Even after the positive buzz by people whose opinions I respect, I did expect this new addition to the Universal Soldier franchise to be at best a decent bit of cheap-o US action cinema with one or two hints that director John Hyams has seen Apocalypse Now in it. However, what I actually got was so much more.

This is another movie with themes quite close to the spirit of Philip K. Dick. One should probably wish filmmakers to be inspired by more contemporary SF too, but then I'm already happy when filmmakers read anything at all. It's an amnesiac's (Scott Adkins, stuntman/martial artist turned actually rather good actor) attempt to understand why a certain Luc Devereaux (Jean-Claude Van Damme at his most disquieting) brutally murdered his wife and kid during a home invasion, and his subsequent quest to take vengeance. This rather typical plotline is permanently enhanced and deconstructed by twists, turns, and ideas concerning the nature of our hero, free will, the uses of memory, and the killing of fathers/gods, all told in a visual style that reminded me most of Beyond the Black Rainbow and Driver (films this one does actually see eye to eye with) in the way it suggests wrongness and disturbed subjectivity with every colour and framing choice.

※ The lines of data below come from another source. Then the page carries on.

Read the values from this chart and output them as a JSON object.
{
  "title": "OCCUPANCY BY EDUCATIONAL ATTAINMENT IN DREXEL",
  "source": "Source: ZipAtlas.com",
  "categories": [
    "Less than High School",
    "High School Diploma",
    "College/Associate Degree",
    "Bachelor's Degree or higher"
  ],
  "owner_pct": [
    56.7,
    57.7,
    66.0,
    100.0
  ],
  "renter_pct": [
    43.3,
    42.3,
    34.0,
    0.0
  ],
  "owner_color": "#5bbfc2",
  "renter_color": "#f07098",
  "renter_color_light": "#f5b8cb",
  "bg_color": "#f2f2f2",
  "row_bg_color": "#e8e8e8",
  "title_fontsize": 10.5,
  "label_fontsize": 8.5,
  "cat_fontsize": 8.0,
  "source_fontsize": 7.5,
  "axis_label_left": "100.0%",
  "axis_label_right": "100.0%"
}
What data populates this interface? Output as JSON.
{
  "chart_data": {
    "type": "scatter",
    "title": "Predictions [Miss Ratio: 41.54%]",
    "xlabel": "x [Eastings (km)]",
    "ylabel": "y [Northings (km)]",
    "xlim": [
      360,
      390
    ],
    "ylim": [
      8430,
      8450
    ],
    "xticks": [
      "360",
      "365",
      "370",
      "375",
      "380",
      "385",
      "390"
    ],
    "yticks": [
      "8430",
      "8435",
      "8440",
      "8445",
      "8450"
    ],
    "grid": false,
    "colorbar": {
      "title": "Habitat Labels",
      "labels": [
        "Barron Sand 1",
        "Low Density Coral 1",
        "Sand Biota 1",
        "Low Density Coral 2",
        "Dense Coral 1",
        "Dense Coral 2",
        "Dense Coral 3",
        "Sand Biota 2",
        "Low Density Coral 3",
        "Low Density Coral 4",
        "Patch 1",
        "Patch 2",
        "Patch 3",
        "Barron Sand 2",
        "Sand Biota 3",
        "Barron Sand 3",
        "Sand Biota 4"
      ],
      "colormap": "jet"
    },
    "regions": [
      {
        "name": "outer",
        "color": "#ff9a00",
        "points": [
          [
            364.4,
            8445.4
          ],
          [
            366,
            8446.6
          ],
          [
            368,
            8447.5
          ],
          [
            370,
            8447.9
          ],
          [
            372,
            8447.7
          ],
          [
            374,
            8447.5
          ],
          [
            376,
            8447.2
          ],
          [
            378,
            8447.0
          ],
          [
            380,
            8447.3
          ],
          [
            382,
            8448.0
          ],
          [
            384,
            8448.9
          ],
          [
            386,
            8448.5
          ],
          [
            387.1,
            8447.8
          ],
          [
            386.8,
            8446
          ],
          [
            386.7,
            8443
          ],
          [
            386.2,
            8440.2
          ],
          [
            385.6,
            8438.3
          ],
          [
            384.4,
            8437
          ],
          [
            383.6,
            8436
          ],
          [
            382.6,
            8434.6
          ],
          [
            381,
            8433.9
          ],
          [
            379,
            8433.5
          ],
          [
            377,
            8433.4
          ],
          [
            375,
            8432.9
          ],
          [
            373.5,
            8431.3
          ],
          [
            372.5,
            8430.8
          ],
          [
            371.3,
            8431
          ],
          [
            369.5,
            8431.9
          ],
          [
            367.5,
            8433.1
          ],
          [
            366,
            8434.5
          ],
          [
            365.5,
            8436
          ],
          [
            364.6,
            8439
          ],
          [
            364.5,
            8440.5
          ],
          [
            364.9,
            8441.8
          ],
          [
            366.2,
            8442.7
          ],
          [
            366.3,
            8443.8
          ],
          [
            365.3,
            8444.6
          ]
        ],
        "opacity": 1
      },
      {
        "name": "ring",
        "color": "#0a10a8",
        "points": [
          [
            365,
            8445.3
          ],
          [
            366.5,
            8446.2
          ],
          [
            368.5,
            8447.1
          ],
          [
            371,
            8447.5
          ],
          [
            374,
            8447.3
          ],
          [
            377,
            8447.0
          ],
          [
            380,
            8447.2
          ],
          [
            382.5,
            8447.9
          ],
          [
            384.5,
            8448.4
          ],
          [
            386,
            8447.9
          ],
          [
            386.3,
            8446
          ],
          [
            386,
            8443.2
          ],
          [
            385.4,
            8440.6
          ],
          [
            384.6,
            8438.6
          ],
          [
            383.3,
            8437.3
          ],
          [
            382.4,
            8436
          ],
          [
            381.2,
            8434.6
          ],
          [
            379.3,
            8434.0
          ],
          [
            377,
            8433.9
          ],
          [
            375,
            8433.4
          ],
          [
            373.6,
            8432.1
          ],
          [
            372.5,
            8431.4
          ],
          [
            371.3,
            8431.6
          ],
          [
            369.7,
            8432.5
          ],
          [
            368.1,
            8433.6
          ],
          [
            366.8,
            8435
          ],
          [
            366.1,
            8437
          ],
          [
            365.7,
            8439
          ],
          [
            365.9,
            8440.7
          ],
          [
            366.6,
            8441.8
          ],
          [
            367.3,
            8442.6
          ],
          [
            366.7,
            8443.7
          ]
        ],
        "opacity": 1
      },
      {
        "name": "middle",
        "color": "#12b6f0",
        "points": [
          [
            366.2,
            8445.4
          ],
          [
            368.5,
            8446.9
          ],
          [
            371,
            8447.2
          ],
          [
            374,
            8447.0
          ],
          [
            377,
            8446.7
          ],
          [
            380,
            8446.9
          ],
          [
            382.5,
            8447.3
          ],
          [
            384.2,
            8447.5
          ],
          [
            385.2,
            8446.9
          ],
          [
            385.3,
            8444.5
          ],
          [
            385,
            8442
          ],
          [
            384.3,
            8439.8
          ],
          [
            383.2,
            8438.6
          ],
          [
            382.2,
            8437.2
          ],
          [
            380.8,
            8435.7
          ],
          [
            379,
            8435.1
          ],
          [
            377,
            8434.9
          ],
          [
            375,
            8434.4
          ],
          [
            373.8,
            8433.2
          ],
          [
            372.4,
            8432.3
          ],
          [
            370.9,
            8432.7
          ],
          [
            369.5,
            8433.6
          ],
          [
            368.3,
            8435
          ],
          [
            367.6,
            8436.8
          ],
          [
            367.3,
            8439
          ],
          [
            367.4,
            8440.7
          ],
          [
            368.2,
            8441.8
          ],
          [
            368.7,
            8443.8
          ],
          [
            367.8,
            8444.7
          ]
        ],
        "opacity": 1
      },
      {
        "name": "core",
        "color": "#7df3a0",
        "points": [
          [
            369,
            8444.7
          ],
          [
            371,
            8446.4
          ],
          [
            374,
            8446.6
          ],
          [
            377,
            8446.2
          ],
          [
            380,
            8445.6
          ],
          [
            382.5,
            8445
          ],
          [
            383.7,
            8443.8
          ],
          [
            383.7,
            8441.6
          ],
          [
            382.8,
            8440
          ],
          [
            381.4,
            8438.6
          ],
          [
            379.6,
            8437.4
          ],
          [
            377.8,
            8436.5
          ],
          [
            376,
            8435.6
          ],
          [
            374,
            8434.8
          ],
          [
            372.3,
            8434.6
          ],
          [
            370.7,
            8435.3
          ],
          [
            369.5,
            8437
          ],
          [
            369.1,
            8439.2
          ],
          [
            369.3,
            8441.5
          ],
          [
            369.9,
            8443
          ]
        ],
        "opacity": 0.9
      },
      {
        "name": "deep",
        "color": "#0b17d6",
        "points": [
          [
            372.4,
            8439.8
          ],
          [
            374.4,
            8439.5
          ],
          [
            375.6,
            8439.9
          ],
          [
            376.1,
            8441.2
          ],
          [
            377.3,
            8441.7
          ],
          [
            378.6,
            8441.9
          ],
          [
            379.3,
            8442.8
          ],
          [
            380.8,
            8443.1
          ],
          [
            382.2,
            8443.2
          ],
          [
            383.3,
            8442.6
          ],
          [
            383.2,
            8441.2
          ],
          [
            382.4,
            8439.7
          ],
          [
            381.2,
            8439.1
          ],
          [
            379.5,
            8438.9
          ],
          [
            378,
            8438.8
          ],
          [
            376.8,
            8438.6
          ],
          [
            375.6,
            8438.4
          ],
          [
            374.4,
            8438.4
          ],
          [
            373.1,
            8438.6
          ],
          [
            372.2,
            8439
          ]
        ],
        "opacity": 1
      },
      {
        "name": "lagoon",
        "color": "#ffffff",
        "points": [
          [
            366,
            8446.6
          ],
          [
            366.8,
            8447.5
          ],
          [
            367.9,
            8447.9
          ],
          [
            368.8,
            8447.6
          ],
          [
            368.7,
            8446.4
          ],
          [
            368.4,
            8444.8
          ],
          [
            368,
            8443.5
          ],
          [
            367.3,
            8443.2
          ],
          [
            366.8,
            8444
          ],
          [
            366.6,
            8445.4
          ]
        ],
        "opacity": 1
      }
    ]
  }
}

The whole film has the feel of a paranoid's nightmare full of bleak colours, grimy instead of adrenaline-pushing violence, and a feeling of claustrophobia - all not exactly things you'd expect in an US action movie belonging to a mildly successful franchise that generally always avoided to actually delve into the thematic mire of conspiracy theory and identity horror its basic ideas are so ideally suited to. Reckoning, on the other hand, delves in without ever looking back, pulling the part of its audience willing to go into nasty and confusing places with it, and leaving the kind of people who need to have the plot explained to them afterwards behind on the IMDB where they belong.

It's not only Hyams's ambition to go where Universal Soldier hasn't gone before I admire here, it's that he actually fulfils it, making one of the most off-beat and unexpectedly disturbing action films with a side-line in existential horror I've ever seen.